Gülten İmamoğlu’nun eserlerinin genelinde; varlık, varoluş, yaradılış, zaman, yaşam, doğum, ölüm gibi evrensel konuların mitsel kökenine inildiğini görürüz. Santçı yaşadığımız çağın insana dayattıklarından kurtulabilmek için arketiplere dönerek çizgisel zamanı imha etmeye girişir ve onun yerine kutsal zaman anlayışını yerleştirmeye çalışır. Öyle görünüyor ki sanatçının resimlerinin tamamına sinen çizgisel (tarihsel) zaman sorunsalı, “Kozmik Us” adını verdiği bu sergisindeki eserlerde de bize kendini hissettirecek.  

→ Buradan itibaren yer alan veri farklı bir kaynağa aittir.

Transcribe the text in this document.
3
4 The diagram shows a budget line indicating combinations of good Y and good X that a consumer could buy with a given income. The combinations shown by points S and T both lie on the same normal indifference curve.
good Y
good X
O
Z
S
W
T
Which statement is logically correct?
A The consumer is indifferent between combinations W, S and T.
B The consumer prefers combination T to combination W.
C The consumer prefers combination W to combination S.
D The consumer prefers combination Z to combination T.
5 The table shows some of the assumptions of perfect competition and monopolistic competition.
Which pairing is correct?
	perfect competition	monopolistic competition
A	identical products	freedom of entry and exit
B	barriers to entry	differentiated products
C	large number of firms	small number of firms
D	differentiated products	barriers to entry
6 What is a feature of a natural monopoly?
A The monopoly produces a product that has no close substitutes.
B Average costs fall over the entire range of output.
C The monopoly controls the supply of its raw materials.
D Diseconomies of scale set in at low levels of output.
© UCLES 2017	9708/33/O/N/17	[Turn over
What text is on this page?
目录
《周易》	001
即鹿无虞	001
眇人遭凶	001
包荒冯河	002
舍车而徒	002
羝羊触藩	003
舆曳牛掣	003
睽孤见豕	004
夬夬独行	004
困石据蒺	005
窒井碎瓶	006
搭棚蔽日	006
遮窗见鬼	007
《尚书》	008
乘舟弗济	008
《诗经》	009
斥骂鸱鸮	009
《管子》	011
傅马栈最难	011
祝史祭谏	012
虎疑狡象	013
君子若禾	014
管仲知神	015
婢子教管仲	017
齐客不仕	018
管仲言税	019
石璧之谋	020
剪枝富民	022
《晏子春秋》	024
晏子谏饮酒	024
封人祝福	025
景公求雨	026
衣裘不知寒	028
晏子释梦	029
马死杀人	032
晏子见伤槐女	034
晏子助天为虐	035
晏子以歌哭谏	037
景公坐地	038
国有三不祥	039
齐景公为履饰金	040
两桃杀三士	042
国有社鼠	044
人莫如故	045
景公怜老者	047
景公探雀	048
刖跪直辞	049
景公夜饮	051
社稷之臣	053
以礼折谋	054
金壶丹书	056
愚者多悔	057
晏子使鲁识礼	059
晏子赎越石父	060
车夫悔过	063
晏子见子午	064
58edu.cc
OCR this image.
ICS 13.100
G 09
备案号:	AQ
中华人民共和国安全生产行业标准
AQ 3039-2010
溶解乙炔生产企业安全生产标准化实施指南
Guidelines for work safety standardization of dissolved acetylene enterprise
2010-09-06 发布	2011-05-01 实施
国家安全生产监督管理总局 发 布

Bu güne kadar yarattığı eserlerinde tarihselliğin içindeki varoluşu, kendi varoluşu üzerinden resmin diliyle sorgulayan İmamoğlu; “unutma” değil, bilinçli bir “hatırlama” içerisinde olmayı seçer. Onun hatırlamaya ve yeniden temasa geçmeye değer bulduğu şey, tıpkı Nietzsche’de olduğu gibi tüm insan belleğinin en dipte kalan mitsel günleriyle ilgilidir. Resimlerinde mitolojik konular, “kolektif bilinçdışı” etkisinde diyebileceğimiz bir tür içsel yönelimle oluşur. Bu yolla sanatçı, kendine özgü bir evren yaratır. Sanatçının izleyiciye kapılarını araladığı bu evren, çizgisel zamanı imha ederek onu ortadan kaldırır. İmamoğlu; yapıtlarında sürekli ertelenen şimdiyi, her seferinde yeniden ve yeniden üretir. Sanatçı, insana ve evrene dair tüm soru ve sorunları, zihinsel ve ruhsal yönelimiyle oluşturduğu plastik  katmanlar arasında irdeler. Ortaya çıkan görkemli biçimler, geçmişte insanın kendini evrenden ayrı görmediği zamanları “şimdiye çağrı”ya girişir. Böylece sanatçının resimleri, kozmosun sonsuz bütüncül devinimine katılır.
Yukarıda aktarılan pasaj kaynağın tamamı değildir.